JSP: Servlets Turned Inside Out
In our last chapter, the BudgetPro servlet example spent a lot of code generating the HTML output for the servlet to send back to the browser. If you want to change the HTML for any page (for example, add a background color), you would have to modify the Java code (obviously)—but you're not really wanting to modify the logic of the servlet, you only want to tweak its output. The HTML that a servlet generates can be scattered among output statements, string concatenations, classes, and method calls. Servlets, we might say, bury the HTML deep inside the code. We're now going to take a look at JavaServer Pages (JSP) which do the opposite—they expose the HTML and hide the code down inside.

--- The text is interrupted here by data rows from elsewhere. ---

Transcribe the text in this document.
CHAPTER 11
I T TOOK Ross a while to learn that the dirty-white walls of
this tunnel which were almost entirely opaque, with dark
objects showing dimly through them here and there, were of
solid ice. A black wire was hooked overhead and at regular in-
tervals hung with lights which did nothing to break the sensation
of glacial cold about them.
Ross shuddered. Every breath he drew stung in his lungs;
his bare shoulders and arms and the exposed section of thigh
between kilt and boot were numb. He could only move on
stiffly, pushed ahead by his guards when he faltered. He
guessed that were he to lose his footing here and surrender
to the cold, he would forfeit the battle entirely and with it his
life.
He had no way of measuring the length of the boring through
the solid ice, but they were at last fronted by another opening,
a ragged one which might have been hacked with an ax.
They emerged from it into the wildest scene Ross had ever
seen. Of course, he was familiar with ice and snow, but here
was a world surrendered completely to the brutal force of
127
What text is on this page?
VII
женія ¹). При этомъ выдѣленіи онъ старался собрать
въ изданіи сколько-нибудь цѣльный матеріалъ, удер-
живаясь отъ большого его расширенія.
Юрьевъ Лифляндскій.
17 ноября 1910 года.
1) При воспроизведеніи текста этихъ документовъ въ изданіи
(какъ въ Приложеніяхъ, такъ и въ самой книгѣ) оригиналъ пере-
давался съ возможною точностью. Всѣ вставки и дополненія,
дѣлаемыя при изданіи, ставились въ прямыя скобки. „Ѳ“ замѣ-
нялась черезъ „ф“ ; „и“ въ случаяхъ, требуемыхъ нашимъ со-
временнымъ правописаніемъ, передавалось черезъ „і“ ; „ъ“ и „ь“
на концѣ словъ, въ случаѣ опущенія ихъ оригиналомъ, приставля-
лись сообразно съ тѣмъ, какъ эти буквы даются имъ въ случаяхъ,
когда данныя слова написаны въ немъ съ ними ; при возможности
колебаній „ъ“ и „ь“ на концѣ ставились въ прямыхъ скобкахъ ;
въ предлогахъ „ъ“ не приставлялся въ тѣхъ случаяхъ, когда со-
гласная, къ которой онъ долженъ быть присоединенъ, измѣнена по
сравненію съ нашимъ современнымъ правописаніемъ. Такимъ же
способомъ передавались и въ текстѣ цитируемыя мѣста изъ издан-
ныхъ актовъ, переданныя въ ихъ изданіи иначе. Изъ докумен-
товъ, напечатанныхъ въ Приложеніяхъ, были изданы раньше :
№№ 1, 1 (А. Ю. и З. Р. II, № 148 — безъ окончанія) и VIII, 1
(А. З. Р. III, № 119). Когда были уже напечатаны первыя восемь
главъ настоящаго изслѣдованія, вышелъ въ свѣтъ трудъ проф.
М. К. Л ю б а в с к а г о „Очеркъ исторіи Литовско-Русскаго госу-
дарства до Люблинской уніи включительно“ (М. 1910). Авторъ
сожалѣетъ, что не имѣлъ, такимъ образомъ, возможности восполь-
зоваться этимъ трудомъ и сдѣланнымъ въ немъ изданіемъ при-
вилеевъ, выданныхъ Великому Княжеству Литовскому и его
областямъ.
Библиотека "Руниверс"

This technique has been given the fancy description, document-centric server-side programs. They are "document-centric" because the HTML code is so visible—JSP content looks like (and is) HTML with some additions. They are "server-side" because all the work is done on the server and all the additions and special features of JSP are boiled down to a simple stream of HTML by the time it gets to the browser.
19.1 What You Will Learn
- Theory of operation: how JSP can be thought of as servlets "inside out."
- Three simple JSP directives: scriptlet, declaration, expression.
- Servlet variables made available: request, response, out, session.
- Server-side includes.
- A tiny bit about tags.
- jsp:useBean.
- A look at our BudgetPro using JSP.
- The correct spelling of JavaServer Pages.